Tapatalk

How to split a string of text by character and getting character counts/array?

How to split a string of text by character and getting character counts/array?

1
NewbieNewbie
1

Post13:47 - 2 days ago#1

Hi, I'm new to UltraEdit. The systems people recommended this software to my team, but said they have no instructions for us.  lol. I'm a finance person. But I deal with large employee raw data files that are staged and loaded into my employers financial database. For example, these files can contain in excess of 500K rows of data.  We recently transitioned to a new database and are still working out system kinks.  So as a result, we are having to refer back to the raw data files frequently to confirm that data is reflecting correctly in system as it is received in the file. Each of the characters or groups of characters in the rows mean something and ends up being loaded into various tables in the database. I'm not sure if I'm using the correct terminology but can UltraEdit split the text into characters and label the characters. I think, it may be referred to as a character array or character index. Or is there an easy way I can cut and paste an employees data into UltraEdit and quickly see what number each character is?

For example, each employee may have 3 or 4 rows of data. (This is not same format but just to give example.) There are spaces at the end of some of the rows that need to be counted as a character. And the count needs to continue for each row. So if last character in row 1 is character 50, the first character in line 2 is character 51. In this example, characters 22-27 would translate to the employees DOB.

Code: Select all

12221DOEJOHN111234567102186CA900021789AG___
12222DOEJOHNBCBS23498HEALTHEMP02LEGAL245K98435___
I've been playing around with some text split formulas in Excel, and I think, the Excel might be the easier way to do this, but still have not figured out how to continue the count on the next row. But I'm still wondering if this can be done with UltraEdit. It came highly recommended so I'm assuming it must be able to do something similar.

So far I've tried a script that I found but the output was still difficult to read.

For example, the output looks similar to this, where the number in the parenthesis is the character count.

Code: Select all

1(1) 2(2) 2(3) 2(4) 1(5) D(6)
I was wondering is there any way to list it or put the character number above the character, similar to the screen shot provided.

Can anyone offer any advice? Is this something UltraEdit can do or is Excel the better option?
split_text_string_to_character_array_hu_c1b5a5d2def303df.webp (11.3KiB)

6,825625
Grand MasterGrand Master
6,825625

Post20:47 - 2 days ago#2

I am 100% sure that an UltraEdit script can produce the data as wanted by you as far as I understood the task description. But I do not understand what you really want and how the real data is structured. The small example is a bit too simplified to be able to write the small script for you.

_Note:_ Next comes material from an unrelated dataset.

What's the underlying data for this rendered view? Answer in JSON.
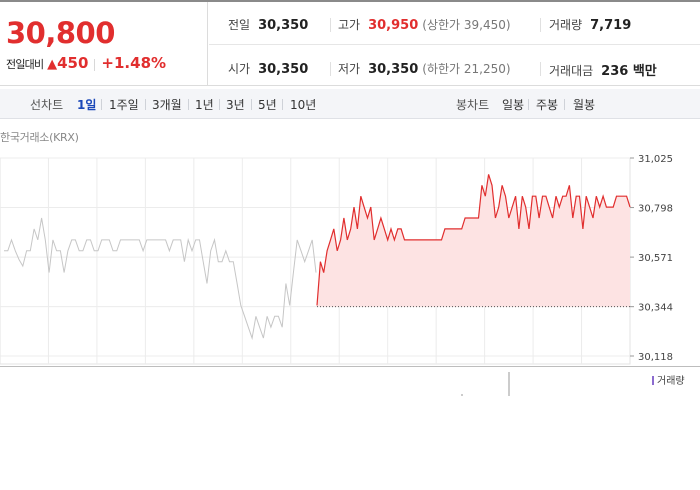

The first posted example data line has 43 and the second line has 49 characters. The total number of characters of DOEJOHN is therefore 43 + 49 = 92. There is written that for each employee can be three or four data rows in the database file.
  1. What is the data structure in the real database file?
  2. How to identify which data rows belong together and are the data of one employee?
  3. Where should be the number of characters of the data of each employee written to – into the source database file, into a new file, or into the output window of UltraEdit?
  4. How should be the output data structured which is created by the script?
    Should it contain only the character counts of the employees or additionally other data from the source database file?
  5. Should the newline characters of the data rows belonging to one employee be included in the characters count too?
    If the answer on this question is yes, what is the line ending type – DOS/Windows (carriage return + line-feed), Unix (just line-feed), or improbable MAC (just carriage return)?
    The automatically recognized line ending type is displayed in the status bar at the bottom of the UltraEdit main application window.
  6. How large is the source database file in MB with the 500K data rows?
    The size of the file is displayed by UltraEdit on positioning the mouse pointer over the file tab of the opened file.
  7. Or should the UltraEdit script on execution just open a small dialog window to enter (or paste) the name of an employee which is next searched in the opened database file and on indeed found, those data rows are selected and a message box window is displayed with the number of characters of the selected data of the found employee?